= Pickme girl =

Internet meme and youth slang

A Pick Me Girl, also known as "Pick Me", is a term used on the Internet to describe a woman who seeks male approval by regularly deprecating other women in order to increase their perceived value in the dating or social scene. This belittling can be directed either to a specific woman or to women as a group. Their behavior generally suggests that they perceive themselves to be, and wish to be, different and/or better than other women.

== Definition ==

A "Pick Me Girl" is a girl or woman who seeks to emphasize her superiority from other people of the same sex.

People often use the term interchangeably with "Not Like Other Girls"; women who reject more traditionally feminine traits and boast about it in a comparative, competitive way. While these two may correlate, they also differ in various ways.

A woman can be described as both a "Pick Me" and "Not Like Other Girls". In such case, they might favor hobbies that are popular with men, such as: soccer, video games, and rock music. They will often express disdain for traditionally feminine interests such as, fashion or cosmetics, and more significantly towards women who have those interests. This characteristic is relevant to differentiate women who simply enjoy more traditionally masculine hobbies from those who use it as a means to appeal to men. Using the term incorrectly to describe women who are not traditionally feminine can reinforce gender essentialism and stereotypes.

Some "Pick Me Girls" may not fall into the "Not Like Other Girls" category, and be in fact traditionally feminine. They might tend to be more religious and believe that women who are not traditional are morally inferior, and have undesirable behavior. Such women believe they are more "desirable" for being more agreeable and generally "easier to deal with". Generally they will often belittle other women for being vulgar, masculine, or even feminists. In this case, they don't see themselves as necessarily different, more so as valuable or of higher standard.

The "Pick Me Girl" archetype may also belittle other girls for being too emotional or superficial, and seeks to make friends mainly or only with men.

From a sociological standpoint, this behavior is often seen as a form of internalized misogyny, often involving self-objectification. This behavior is likely rooted in competition between women and prioritization of male attention. Often humorously presented on social media, notably TikTok and Twitter (X), the "Pick Me Girl" stereotype has managed to span both female and male gender stereotypes. Creating a new stereotype for the "Pick Me Boy" and the "Performative Male".

== Timeline ==
The first notable occurrence of the expression appeared in a 2005 episode of the television series Grey's Anatomy, in which the character of Meredith Grey, portrayed by Ellen Pompeo, declares: "Pick me. Choose me. Love me." In the context of the scene, this line is addressed to Derek Shepherd, played by Patrick Dempsey, and expresses the wish to be preferred to his wife.
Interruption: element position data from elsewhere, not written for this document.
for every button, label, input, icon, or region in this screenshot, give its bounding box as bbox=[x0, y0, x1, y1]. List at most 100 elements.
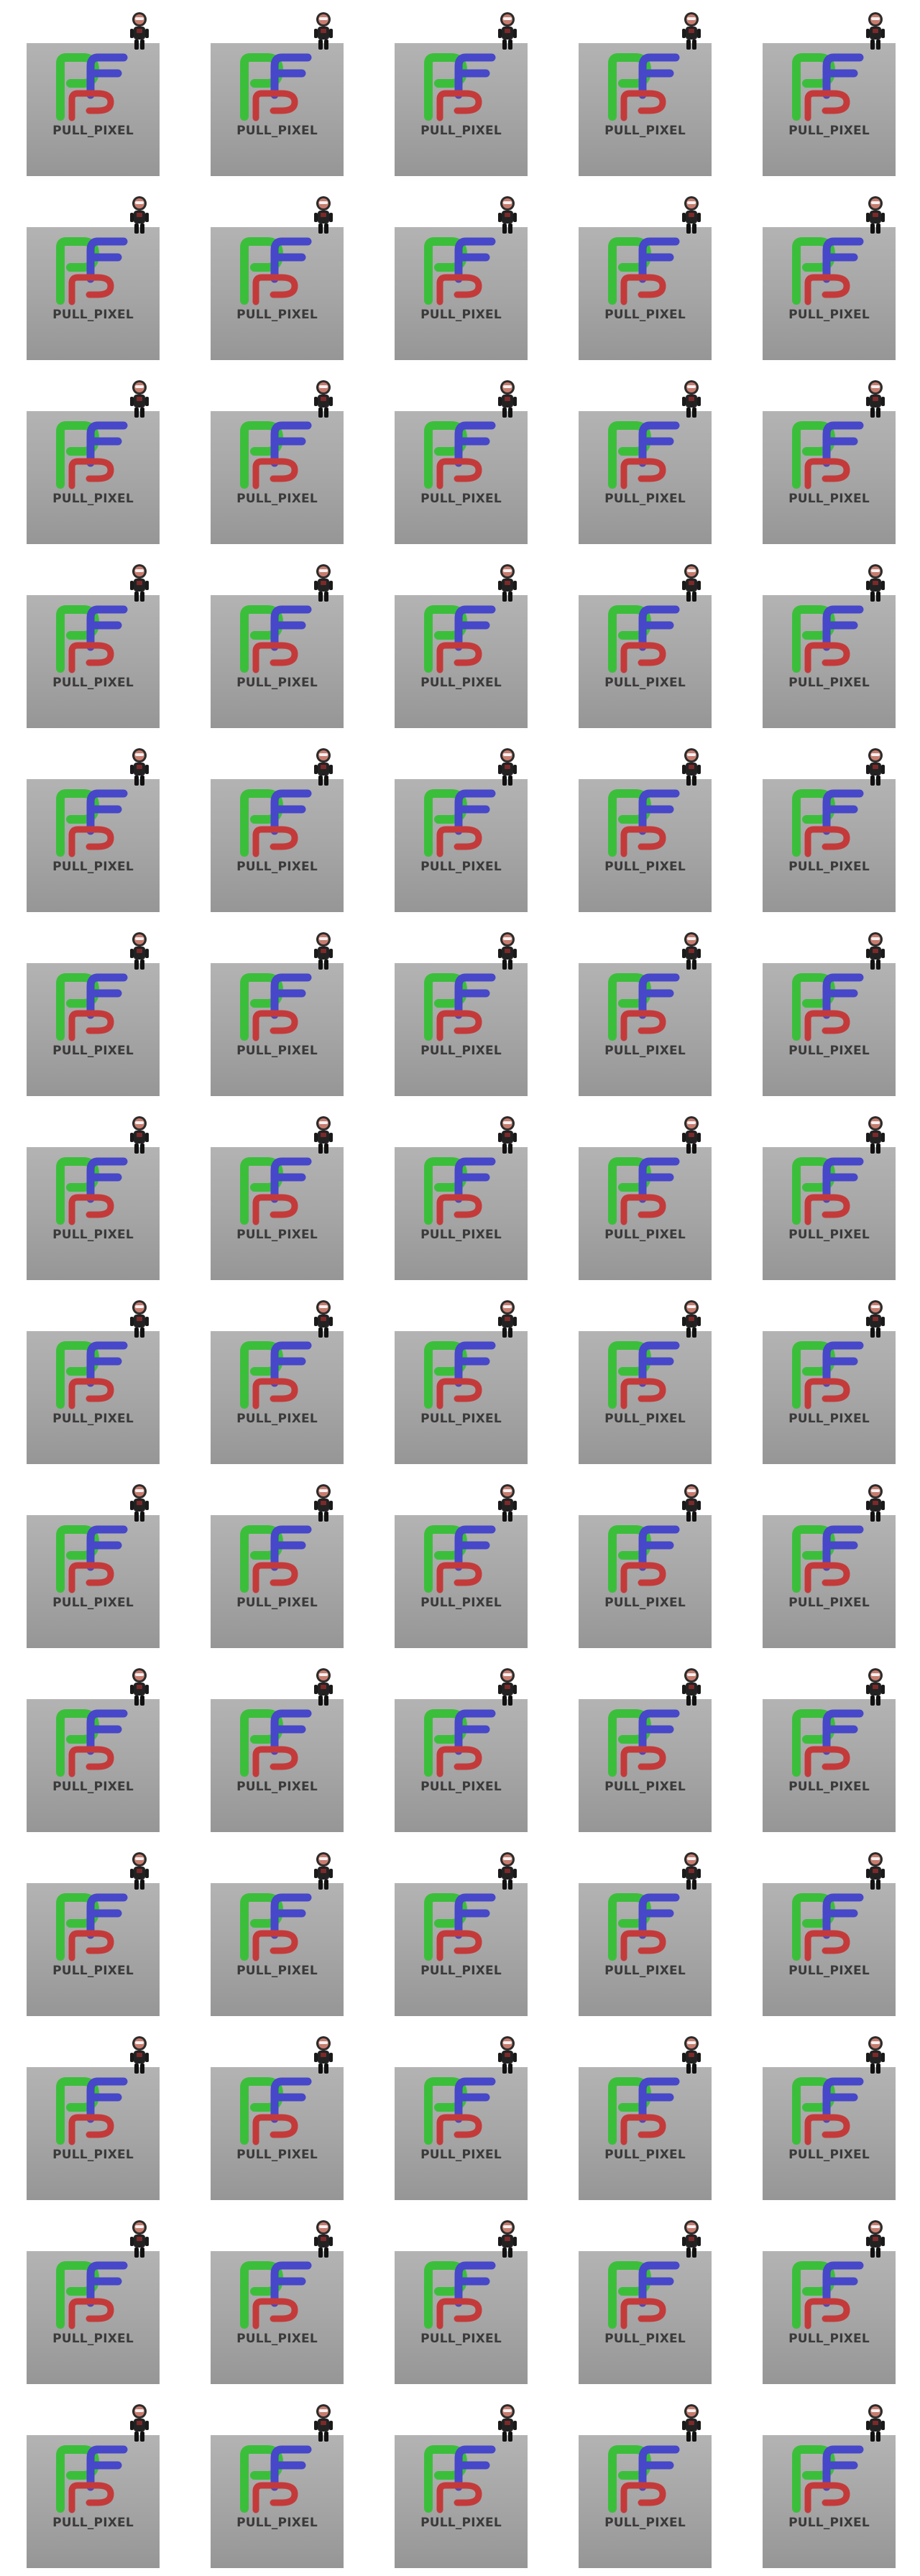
robot-mascot-icon bbox=[679, 748, 704, 788]
robot-mascot-icon bbox=[863, 748, 888, 788]
pp-logo-icon bbox=[53, 1157, 134, 1225]
pp-logo-icon bbox=[421, 237, 502, 305]
pp-logo-icon bbox=[237, 1525, 318, 1593]
thumbnail-tile[interactable]: PULL_PIXEL bbox=[763, 1515, 896, 1648]
thumbnail-tile[interactable]: PULL_PIXEL bbox=[395, 43, 528, 176]
pp-logo-icon bbox=[53, 1525, 134, 1593]
robot-mascot-icon bbox=[495, 748, 520, 788]
thumbnail-tile[interactable]: PULL_PIXEL bbox=[27, 227, 160, 360]
thumbnail-tile[interactable]: PULL_PIXEL bbox=[763, 779, 896, 912]
thumbnail-tile[interactable]: PULL_PIXEL bbox=[395, 2067, 528, 2200]
thumbnail-tile[interactable]: PULL_PIXEL bbox=[579, 227, 712, 360]
thumbnail-tile[interactable]: PULL_PIXEL bbox=[27, 1883, 160, 2016]
thumbnail-tile[interactable]: PULL_PIXEL bbox=[395, 227, 528, 360]
robot-mascot-icon bbox=[311, 1116, 336, 1156]
thumbnail-tile[interactable]: PULL_PIXEL bbox=[211, 2435, 344, 2568]
thumbnail-tile[interactable]: PULL_PIXEL bbox=[395, 595, 528, 728]
thumbnail-tile[interactable]: PULL_PIXEL bbox=[395, 1331, 528, 1464]
thumbnail-tile[interactable]: PULL_PIXEL bbox=[579, 43, 712, 176]
pp-logo-icon bbox=[789, 237, 870, 305]
tile-label: PULL_PIXEL bbox=[604, 1228, 686, 1242]
thumbnail-tile[interactable]: PULL_PIXEL bbox=[763, 411, 896, 544]
thumbnail-tile[interactable]: PULL_PIXEL bbox=[211, 1883, 344, 2016]
thumbnail-tile[interactable]: PULL_PIXEL bbox=[763, 1699, 896, 1832]
thumbnail-tile[interactable]: PULL_PIXEL bbox=[211, 2251, 344, 2384]
thumbnail-tile[interactable]: PULL_PIXEL bbox=[211, 1699, 344, 1832]
thumbnail-tile[interactable]: PULL_PIXEL bbox=[211, 963, 344, 1096]
thumbnail-tile[interactable]: PULL_PIXEL bbox=[579, 1699, 712, 1832]
robot-mascot-icon bbox=[127, 1668, 152, 1708]
robot-mascot-icon bbox=[679, 1116, 704, 1156]
thumbnail-tile[interactable]: PULL_PIXEL bbox=[579, 2251, 712, 2384]
thumbnail-tile[interactable]: PULL_PIXEL bbox=[395, 963, 528, 1096]
thumbnail-tile[interactable]: PULL_PIXEL bbox=[211, 43, 344, 176]
thumbnail-tile[interactable]: PULL_PIXEL bbox=[27, 595, 160, 728]
thumbnail-tile[interactable]: PULL_PIXEL bbox=[27, 43, 160, 176]
thumbnail-tile[interactable]: PULL_PIXEL bbox=[211, 2067, 344, 2200]
pp-logo-icon bbox=[421, 421, 502, 489]
thumbnail-tile[interactable]: PULL_PIXEL bbox=[579, 2435, 712, 2568]
thumbnail-tile[interactable]: PULL_PIXEL bbox=[211, 1331, 344, 1464]
thumbnail-tile[interactable]: PULL_PIXEL bbox=[27, 1699, 160, 1832]
tile-label: PULL_PIXEL bbox=[788, 860, 870, 874]
thumbnail-tile[interactable]: PULL_PIXEL bbox=[763, 1147, 896, 1280]
thumbnail-tile[interactable]: PULL_PIXEL bbox=[579, 2067, 712, 2200]
thumbnail-tile[interactable]: PULL_PIXEL bbox=[763, 595, 896, 728]
thumbnail-tile[interactable]: PULL_PIXEL bbox=[763, 2251, 896, 2384]
robot-mascot-icon bbox=[495, 2220, 520, 2260]
thumbnail-tile[interactable]: PULL_PIXEL bbox=[27, 963, 160, 1096]
thumbnail-tile[interactable]: PULL_PIXEL bbox=[395, 411, 528, 544]
robot-mascot-icon bbox=[311, 2036, 336, 2076]
thumbnail-tile[interactable]: PULL_PIXEL bbox=[579, 963, 712, 1096]
tile-label: PULL_PIXEL bbox=[420, 2148, 502, 2162]
thumbnail-tile[interactable]: PULL_PIXEL bbox=[763, 2435, 896, 2568]
thumbnail-tile[interactable]: PULL_PIXEL bbox=[763, 1883, 896, 2016]
thumbnail-tile[interactable]: PULL_PIXEL bbox=[395, 779, 528, 912]
thumbnail-tile[interactable]: PULL_PIXEL bbox=[763, 1331, 896, 1464]
thumbnail-tile[interactable]: PULL_PIXEL bbox=[27, 1331, 160, 1464]
thumbnail-tile[interactable]: PULL_PIXEL bbox=[27, 1147, 160, 1280]
thumbnail-tile[interactable]: PULL_PIXEL bbox=[763, 227, 896, 360]
thumbnail-tile[interactable]: PULL_PIXEL bbox=[579, 1147, 712, 1280]
thumbnail-tile[interactable]: PULL_PIXEL bbox=[395, 1883, 528, 2016]
thumbnail-tile[interactable]: PULL_PIXEL bbox=[27, 1515, 160, 1648]
thumbnail-tile[interactable]: PULL_PIXEL bbox=[395, 1699, 528, 1832]
robot-mascot-icon bbox=[127, 2404, 152, 2444]
thumbnail-tile[interactable]: PULL_PIXEL bbox=[211, 595, 344, 728]
tile-label: PULL_PIXEL bbox=[604, 1044, 686, 1058]
thumbnail-tile[interactable]: PULL_PIXEL bbox=[579, 411, 712, 544]
pp-logo-icon bbox=[237, 2261, 318, 2329]
thumbnail-tile[interactable]: PULL_PIXEL bbox=[211, 411, 344, 544]
thumbnail-tile[interactable]: PULL_PIXEL bbox=[211, 227, 344, 360]
thumbnail-tile[interactable]: PULL_PIXEL bbox=[211, 1515, 344, 1648]
pp-logo-icon bbox=[421, 1709, 502, 1777]
thumbnail-tile[interactable]: PULL_PIXEL bbox=[27, 2251, 160, 2384]
pp-logo-icon bbox=[789, 1893, 870, 1961]
thumbnail-tile[interactable]: PULL_PIXEL bbox=[763, 2067, 896, 2200]
tile-label: PULL_PIXEL bbox=[52, 2516, 134, 2530]
tile-label: PULL_PIXEL bbox=[236, 1044, 318, 1058]
thumbnail-tile[interactable]: PULL_PIXEL bbox=[579, 1883, 712, 2016]
thumbnail-tile[interactable]: PULL_PIXEL bbox=[763, 43, 896, 176]
pp-logo-icon bbox=[421, 2445, 502, 2513]
thumbnail-tile[interactable]: PULL_PIXEL bbox=[579, 1331, 712, 1464]
robot-mascot-icon bbox=[127, 380, 152, 420]
thumbnail-tile[interactable]: PULL_PIXEL bbox=[395, 2251, 528, 2384]
thumbnail-tile[interactable]: PULL_PIXEL bbox=[211, 1147, 344, 1280]
thumbnail-tile[interactable]: PULL_PIXEL bbox=[27, 2067, 160, 2200]
thumbnail-tile[interactable]: PULL_PIXEL bbox=[579, 779, 712, 912]
pp-logo-icon bbox=[789, 2077, 870, 2145]
thumbnail-tile[interactable]: PULL_PIXEL bbox=[395, 1147, 528, 1280]
thumbnail-tile[interactable]: PULL_PIXEL bbox=[579, 595, 712, 728]
thumbnail-tile[interactable]: PULL_PIXEL bbox=[395, 1515, 528, 1648]
pp-logo-icon bbox=[53, 2261, 134, 2329]
thumbnail-tile[interactable]: PULL_PIXEL bbox=[763, 963, 896, 1096]
thumbnail-tile[interactable]: PULL_PIXEL bbox=[395, 2435, 528, 2568]
thumbnail-tile[interactable]: PULL_PIXEL bbox=[27, 779, 160, 912]
thumbnail-tile[interactable]: PULL_PIXEL bbox=[27, 411, 160, 544]
tile-label: PULL_PIXEL bbox=[604, 2332, 686, 2346]
thumbnail-tile[interactable]: PULL_PIXEL bbox=[579, 1515, 712, 1648]
thumbnail-tile[interactable]: PULL_PIXEL bbox=[211, 779, 344, 912]
thumbnail-tile[interactable]: PULL_PIXEL bbox=[27, 2435, 160, 2568]
robot-mascot-icon bbox=[495, 1300, 520, 1340]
The expression "pickme-girl" appeared on social networks as early as 2006, when Twitter users were already making fun of women who bragged about being married, as opposed to single women.

It gained popularity and its current meaning in 2016 when the hashtag, #TweetLikeAPickMe was introduced. With numerous publications mocking women seeking to appear more "unique" to attract men's attention the phrase and its new definition began to catch on.

In the 2020s, the Internet meme became popular on TikTok, where female creators published parody videos criticizing this type of behavior. Between 2021 and 2024, TikTok videos associated with this hashtag reached over 2 billion views.

== Adaptations ==
Discourse within the LGBTQ+ community has also popularized calling transgender individuals who exhibit behaviors that favor broader society over the in-group as pickmes, which seems to be a derivative of the 'pickme girl' slang term.